Après une trêve imposée par la crise du Covid19, certains Barcelonais craignent le retour du tourisme massif dans la ville. Reportage.
La Repla, place du marché de la Barceloneta, prend des airs de village en cette fin de mois de juin. Il reste des chaises libres sur les terrasses des cafés, les habitants se saluent, prennent des nouvelles, s’attardent sur les quelques bancs publics. “Nous n’avions pas vécu cela depuis tellement d’années, nous pouvons vivre tranquillement dans notre quartier, c’est incroyable” raconte Sebas Huguet, activiste de la plateforme Barceloneta diu Prou (Barceloneta dit ça suffit). Si la crise sanitaire a violemment touché Barcelone, dont le quartier de la Barceloneta qui déplore 42 décès, le déconfinement est comme une bouffée d’oxygène pour cette zone habituellement étouffée par le tourisme de masse. “Le problème ce n’est pas le tourisme en soi, le quartier a toujours reçu des touristes, poursuit l’ancien docker, mais cela le devient quand les familles ne peuvent plus se loger car tous les appartements deviennent des bails touristiques, qu’une personne âgée ne puisse prendre le bus pour aller faire ses courses car il est bondé du matin au soir, ou que moi je ne puisse plus dormir la majeure partie de l’été car les touristes sont irrespectueux.”

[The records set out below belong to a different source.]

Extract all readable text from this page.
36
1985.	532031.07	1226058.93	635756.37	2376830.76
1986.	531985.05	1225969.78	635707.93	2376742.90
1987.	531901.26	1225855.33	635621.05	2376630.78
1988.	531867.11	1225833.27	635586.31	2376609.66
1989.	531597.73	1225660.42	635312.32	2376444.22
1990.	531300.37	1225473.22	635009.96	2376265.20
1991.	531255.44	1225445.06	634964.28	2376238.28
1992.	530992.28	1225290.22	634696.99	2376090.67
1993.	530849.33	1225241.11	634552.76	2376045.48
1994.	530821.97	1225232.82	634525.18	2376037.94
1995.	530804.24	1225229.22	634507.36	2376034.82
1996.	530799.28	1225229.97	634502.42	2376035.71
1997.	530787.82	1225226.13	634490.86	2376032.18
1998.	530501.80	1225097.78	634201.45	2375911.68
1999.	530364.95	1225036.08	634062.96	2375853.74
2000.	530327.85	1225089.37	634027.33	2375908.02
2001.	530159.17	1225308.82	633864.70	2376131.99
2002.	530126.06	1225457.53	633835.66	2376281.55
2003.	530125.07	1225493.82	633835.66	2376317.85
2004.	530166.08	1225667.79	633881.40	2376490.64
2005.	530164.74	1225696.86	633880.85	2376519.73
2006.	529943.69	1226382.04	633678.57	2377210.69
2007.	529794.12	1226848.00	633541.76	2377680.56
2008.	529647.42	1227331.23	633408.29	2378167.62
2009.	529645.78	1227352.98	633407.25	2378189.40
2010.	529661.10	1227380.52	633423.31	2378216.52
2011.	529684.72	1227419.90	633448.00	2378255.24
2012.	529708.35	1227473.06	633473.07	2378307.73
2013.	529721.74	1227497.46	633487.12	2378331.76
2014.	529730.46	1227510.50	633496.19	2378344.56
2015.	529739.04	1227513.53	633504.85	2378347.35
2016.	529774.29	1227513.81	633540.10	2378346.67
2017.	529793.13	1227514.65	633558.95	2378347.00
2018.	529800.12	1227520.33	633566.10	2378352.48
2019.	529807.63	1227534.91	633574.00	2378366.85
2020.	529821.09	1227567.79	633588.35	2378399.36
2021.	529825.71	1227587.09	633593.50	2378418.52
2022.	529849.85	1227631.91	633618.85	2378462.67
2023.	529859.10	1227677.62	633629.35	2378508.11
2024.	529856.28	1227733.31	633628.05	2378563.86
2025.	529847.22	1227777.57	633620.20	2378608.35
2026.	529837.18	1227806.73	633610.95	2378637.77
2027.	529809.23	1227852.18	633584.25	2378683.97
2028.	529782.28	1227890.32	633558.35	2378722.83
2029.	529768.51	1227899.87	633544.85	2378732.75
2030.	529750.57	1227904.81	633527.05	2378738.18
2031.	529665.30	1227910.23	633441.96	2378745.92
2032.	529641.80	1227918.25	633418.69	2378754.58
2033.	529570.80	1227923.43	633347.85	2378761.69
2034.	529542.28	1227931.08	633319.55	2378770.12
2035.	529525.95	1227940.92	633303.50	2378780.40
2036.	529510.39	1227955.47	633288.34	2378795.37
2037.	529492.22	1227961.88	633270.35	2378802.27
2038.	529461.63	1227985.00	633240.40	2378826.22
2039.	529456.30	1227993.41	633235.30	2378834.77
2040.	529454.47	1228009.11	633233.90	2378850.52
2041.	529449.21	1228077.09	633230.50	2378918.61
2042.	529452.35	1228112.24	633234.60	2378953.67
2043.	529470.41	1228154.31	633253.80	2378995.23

L’impuissance de la mairie de Barcelone
Pourtant la mairie d’Ada Colau avait promis de s’attaquer au tourisme de masse et aux lobbies qui ont fait du centre-ville un véritable parc d’attractions, au détriment de la qualité de vie des Barcelonais. “Ils ont fait un peu, ils ont gelé quelques licences hôtelières, fermé des appartements touristiques, assure Sebas Huguet, mais ils sont en train de manquer le coche”.
La crise sanitaire, une pause qui aurait permis de mettre en place un nouveau modèle touristique? Beaucoup estiment que c’est le moment idéal mais que les institutions, paniquées par la crise économique annoncée, essaient coûte que coûte d’attirer le plus de touristes et le plus vite possible.
“On n’a rien appris!”
“On peut déjà dire qu’on a manqué cette opportunité” se désole Dani Pardo, porte-parole de l’association des quartiers pour un tourisme durable (ABTS). Le gouvernement catalan a débloqué un budget exceptionnel de 7 millions d’euros pour attirer les visiteurs cet été, tandis que la mairie de Barcelone a déjà annoncé des promotions spéciales pour encourager la venue des Français. “On n’a rien appris!” s’agace Sebas Huguet.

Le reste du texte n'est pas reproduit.